Family & Education

Charedi schools representatives meet prime minister's faith advisor to discuss Ofsted deadlock

They met while cabinet ministers were gathering in Downing Street to be briefed on the draft Brexit deal


Representatives of Charedi schools have met the Prime Minister’s faith adviser in a bid to resolve the long-running problems they have faced from the inspectorate over LGBT issues.

A delegation of Chinuch UK held talks with John Hellewell on Tuesday - while cabinet ministers were gathering in Downing Street to be briefed on the draft Brexit deal.

David Landau, chairman of Chinuch UK, which was formed earlier this year to protect strictly Orthodox education, said after the meeting that they felt “nearer” to finding a solution.

Over the past three years, Charedi schools have been regularly criticised by inspectors for avoiding LGBT issues, despite the new requirement to teach “British values” of respect and tolerance for others.

Many Charedi schools believe matters of sexuality are for parents to discuss with their children and not for the classroom.

Mr Landau said: “We are still trying to get some sort of definitive answer to the problem”.

There remained “slightly different opinions” among Chinuch UK, the Department for Education and Chinuch UK over what precisely were the legal requirements, he said.

“There are lots of things they could do which would make life easier for us,” he said. “What could be set in stone is that primary schools don’t have to teach LGBT issues.”
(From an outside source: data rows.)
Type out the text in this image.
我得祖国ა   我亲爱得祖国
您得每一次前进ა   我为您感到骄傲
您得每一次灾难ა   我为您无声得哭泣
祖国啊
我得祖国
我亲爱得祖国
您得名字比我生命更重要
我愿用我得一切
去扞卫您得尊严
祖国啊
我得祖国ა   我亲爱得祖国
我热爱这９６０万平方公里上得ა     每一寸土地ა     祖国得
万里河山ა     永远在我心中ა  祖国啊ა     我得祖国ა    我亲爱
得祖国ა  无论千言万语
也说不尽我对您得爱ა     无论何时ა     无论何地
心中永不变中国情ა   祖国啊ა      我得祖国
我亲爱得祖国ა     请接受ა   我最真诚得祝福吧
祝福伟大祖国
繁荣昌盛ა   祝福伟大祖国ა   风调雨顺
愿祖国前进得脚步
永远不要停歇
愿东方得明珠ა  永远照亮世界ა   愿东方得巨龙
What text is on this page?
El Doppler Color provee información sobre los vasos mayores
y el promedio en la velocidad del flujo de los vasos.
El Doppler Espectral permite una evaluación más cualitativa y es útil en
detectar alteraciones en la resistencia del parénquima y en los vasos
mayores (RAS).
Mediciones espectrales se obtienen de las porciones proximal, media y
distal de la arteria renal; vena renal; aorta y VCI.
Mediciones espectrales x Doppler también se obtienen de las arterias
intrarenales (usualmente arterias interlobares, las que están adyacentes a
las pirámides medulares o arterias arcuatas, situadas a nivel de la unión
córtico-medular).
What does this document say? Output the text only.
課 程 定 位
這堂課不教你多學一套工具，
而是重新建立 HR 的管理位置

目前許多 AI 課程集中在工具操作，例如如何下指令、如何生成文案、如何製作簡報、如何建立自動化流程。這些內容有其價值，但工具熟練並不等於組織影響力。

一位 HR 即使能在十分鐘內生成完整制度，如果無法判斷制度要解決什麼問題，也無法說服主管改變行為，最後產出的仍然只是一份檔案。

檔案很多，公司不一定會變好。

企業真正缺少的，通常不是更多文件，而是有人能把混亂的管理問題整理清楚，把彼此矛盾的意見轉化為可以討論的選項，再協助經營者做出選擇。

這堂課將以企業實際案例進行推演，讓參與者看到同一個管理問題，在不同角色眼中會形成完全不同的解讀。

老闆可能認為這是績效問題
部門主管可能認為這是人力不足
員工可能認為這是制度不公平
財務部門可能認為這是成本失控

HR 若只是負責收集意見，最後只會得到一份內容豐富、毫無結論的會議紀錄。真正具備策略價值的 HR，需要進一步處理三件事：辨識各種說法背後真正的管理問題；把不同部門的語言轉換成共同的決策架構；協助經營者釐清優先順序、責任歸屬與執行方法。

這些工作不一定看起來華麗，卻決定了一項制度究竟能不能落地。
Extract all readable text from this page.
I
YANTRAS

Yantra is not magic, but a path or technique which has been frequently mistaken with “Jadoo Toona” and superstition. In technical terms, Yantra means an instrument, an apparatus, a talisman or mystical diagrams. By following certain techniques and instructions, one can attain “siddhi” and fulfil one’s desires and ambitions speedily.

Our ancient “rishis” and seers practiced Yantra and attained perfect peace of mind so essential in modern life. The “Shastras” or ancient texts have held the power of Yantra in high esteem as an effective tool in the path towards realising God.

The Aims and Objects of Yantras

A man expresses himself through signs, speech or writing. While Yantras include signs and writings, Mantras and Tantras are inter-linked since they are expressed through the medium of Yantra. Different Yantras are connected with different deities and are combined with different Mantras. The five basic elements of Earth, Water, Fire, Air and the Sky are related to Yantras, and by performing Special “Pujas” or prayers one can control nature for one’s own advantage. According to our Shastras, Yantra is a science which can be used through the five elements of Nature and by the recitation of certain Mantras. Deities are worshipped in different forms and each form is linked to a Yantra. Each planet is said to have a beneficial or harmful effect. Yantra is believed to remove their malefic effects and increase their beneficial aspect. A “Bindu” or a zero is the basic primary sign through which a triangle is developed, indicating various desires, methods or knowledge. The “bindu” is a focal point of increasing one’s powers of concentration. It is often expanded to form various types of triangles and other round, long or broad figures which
Another option he suggested was that schools could be penalised less harshly by the inspectorate if they chose not to discuss LGBT issues because of their religious ethos.

But he said it was “encouraging that the DfE has engaged with us and is not dismissing our concerns”.

He also believed recent positive reports on Charedi schools by Ofsted suggested the inspection service had been “a little bit more understanding”.

The problem faced by Charedi schools was among the issues raised by the Jewish Leadership Council when representatives met Prime Minister Theresa May earlier this month.

Mr Landau said: “We are very pleased at the support we are getting within the broader Jewish community.”

Earlier this week, Shraga Stern, an activist from Stamford Hill, accompanied by Professor Geoffrey Alderman, met officials from the DfE to voice concern over proposed guidelines on relationships and sex education.

Mr Hellewell met representatives from the Torah Education Committee from Stamford Hill last week.

Mr Landau said he did not “see any harm” in others making representation to the government.

But one source working in the Jewish education field felt the “multiplication of Charedi education advocacy outfits is a hostage to fortune.

"There is always the risk of confused messaging and officials playing ‘divide and rule’.

The source added: “It seems particularly unfortunate because the challenges to finding a bridge between the attitudes of the Charedi community, the Department for Education and Ofsted are already significant.

“It would probably make most sense for those who want to contribute to row in behind a body like Chinuch UK, which seems to have senior rabbinic buy-in. Either way, this needs to be sorted out.”